Search is only available in production builds. Try building and previewing the site to test it out locally.

Skill

Skill answers one question: how well are you prompting? Every scored prompt gets a letter grade from the LLM judge. The judge looks at seven habits and marks each as present or missing. Your Skill score is the average prompt grade across the window, on a 0–10 scale.

Average Prompt Grade. The mean grade across every prompt the judge marked ok in this window.

MetricWhat it tells you
Δ-APGChange vs the previous window of the same length — are you prompting better or worse?
Worst pillarThe habit group with the lowest hit rate across the last 30 days.
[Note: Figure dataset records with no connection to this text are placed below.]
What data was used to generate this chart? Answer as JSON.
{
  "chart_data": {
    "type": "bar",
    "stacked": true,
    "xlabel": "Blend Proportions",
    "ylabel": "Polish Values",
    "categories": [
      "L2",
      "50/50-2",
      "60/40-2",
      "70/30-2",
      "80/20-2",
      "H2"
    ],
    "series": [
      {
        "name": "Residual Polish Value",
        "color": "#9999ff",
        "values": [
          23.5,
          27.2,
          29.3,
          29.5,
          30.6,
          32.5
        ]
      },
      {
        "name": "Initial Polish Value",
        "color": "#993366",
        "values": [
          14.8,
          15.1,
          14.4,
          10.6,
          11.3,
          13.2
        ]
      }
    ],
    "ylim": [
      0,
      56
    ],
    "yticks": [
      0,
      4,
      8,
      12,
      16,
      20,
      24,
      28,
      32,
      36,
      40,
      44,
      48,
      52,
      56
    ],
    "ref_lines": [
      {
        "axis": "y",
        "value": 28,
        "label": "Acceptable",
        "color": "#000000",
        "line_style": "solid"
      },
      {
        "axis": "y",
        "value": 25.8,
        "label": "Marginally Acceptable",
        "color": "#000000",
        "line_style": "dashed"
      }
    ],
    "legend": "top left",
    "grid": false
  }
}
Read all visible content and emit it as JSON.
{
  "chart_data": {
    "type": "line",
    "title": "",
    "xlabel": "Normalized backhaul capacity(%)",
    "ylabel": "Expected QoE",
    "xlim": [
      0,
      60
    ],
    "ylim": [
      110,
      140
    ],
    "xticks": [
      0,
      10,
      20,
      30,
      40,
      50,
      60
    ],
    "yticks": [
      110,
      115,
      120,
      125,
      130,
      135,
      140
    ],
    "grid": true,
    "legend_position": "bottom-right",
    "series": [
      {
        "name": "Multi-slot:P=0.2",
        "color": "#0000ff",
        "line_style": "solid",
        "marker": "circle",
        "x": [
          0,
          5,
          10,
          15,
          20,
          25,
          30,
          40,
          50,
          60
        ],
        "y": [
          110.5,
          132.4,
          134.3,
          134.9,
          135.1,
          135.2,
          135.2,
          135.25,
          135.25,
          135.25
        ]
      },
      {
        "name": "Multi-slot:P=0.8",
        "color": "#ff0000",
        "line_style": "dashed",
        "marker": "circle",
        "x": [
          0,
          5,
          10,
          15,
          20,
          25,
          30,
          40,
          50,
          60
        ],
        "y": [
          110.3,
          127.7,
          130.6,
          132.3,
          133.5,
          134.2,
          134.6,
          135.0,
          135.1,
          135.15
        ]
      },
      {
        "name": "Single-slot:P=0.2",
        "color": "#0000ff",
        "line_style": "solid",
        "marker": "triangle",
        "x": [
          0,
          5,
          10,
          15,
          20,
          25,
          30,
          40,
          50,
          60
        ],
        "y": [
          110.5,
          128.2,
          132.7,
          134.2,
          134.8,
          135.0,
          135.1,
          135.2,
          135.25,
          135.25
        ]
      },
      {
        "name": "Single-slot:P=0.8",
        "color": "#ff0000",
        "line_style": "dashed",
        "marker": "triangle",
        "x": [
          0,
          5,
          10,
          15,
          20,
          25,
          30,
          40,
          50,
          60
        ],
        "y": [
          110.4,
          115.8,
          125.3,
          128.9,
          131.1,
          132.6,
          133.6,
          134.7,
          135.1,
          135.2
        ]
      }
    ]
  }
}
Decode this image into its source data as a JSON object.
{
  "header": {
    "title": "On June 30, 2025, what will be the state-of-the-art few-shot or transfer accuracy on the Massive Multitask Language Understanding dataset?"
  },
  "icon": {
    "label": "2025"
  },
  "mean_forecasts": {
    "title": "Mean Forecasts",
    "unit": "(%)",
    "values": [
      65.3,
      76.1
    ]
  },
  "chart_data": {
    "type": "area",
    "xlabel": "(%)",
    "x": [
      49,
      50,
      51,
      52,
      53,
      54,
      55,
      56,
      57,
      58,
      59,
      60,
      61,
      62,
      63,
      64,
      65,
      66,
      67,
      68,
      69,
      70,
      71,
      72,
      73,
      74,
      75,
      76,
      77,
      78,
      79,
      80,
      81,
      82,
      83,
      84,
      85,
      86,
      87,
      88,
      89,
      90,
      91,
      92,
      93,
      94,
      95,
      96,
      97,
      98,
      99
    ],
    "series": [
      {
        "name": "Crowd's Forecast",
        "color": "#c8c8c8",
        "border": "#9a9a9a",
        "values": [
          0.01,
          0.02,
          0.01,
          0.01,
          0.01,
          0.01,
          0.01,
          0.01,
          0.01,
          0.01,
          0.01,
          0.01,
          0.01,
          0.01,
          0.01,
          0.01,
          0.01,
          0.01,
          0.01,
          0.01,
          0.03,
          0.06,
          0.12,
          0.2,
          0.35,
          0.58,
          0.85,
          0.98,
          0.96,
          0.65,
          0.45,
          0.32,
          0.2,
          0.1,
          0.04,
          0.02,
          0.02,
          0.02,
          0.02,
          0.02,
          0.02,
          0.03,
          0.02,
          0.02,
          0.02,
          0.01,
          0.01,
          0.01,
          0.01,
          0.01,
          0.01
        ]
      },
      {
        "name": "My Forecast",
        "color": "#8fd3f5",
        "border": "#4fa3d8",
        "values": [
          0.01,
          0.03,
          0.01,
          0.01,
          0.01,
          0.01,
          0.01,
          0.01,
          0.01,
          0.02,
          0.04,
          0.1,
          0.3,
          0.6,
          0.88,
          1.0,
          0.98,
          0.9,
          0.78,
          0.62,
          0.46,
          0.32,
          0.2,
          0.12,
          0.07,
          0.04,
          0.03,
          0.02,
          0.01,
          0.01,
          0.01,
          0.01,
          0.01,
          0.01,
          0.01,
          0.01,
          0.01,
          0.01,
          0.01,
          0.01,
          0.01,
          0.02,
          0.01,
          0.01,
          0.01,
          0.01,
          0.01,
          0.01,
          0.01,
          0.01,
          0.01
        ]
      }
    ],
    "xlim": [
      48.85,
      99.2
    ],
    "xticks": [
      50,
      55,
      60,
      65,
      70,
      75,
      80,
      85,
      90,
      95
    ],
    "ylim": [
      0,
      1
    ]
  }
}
This is what to work on first.

The seven rubric checks group into four pillars:

PillarQuestion it asks
ClarityDid you tell the model what you actually want?
ContextDid you give the model what it needs to answer?
VerificationDid you ask the model to check its work?
WorkflowDid you keep the session tight and on track?
CheckHint
Goal explicitStates the outcome in concrete, observable terms
Scope boundedLimits files, features, or surface area touched
References concreteCites files, lines, or @-references the model can open
Context sufficientIncludes errors, examples, or artifacts the model needs
Verification requestedAsks for tests, expected output, or success criteria
Root-cause orientedTargets the underlying cause, not just the symptom
Plan firstOpens non-trivial work with an explore-or-plan turn before code

Not every check applies to every prompt — the judge marks each as applicable based on intent (fix, plan, explore, etc.).

Prompts where the judge could not parse a verdict (judge_status ≠ ok) are excluded so a single bad grading run doesn’t drag your score around.

Poor · Weak · Fair · Good. The threshold for the B baseline is 7.0 — the same anchor PRISM uses.

Speed measures throughput; Skill measures how clean the inputs were that produced it. High Speed with low Skill usually means you are getting lucky — improving Skill is what makes the throughput repeatable.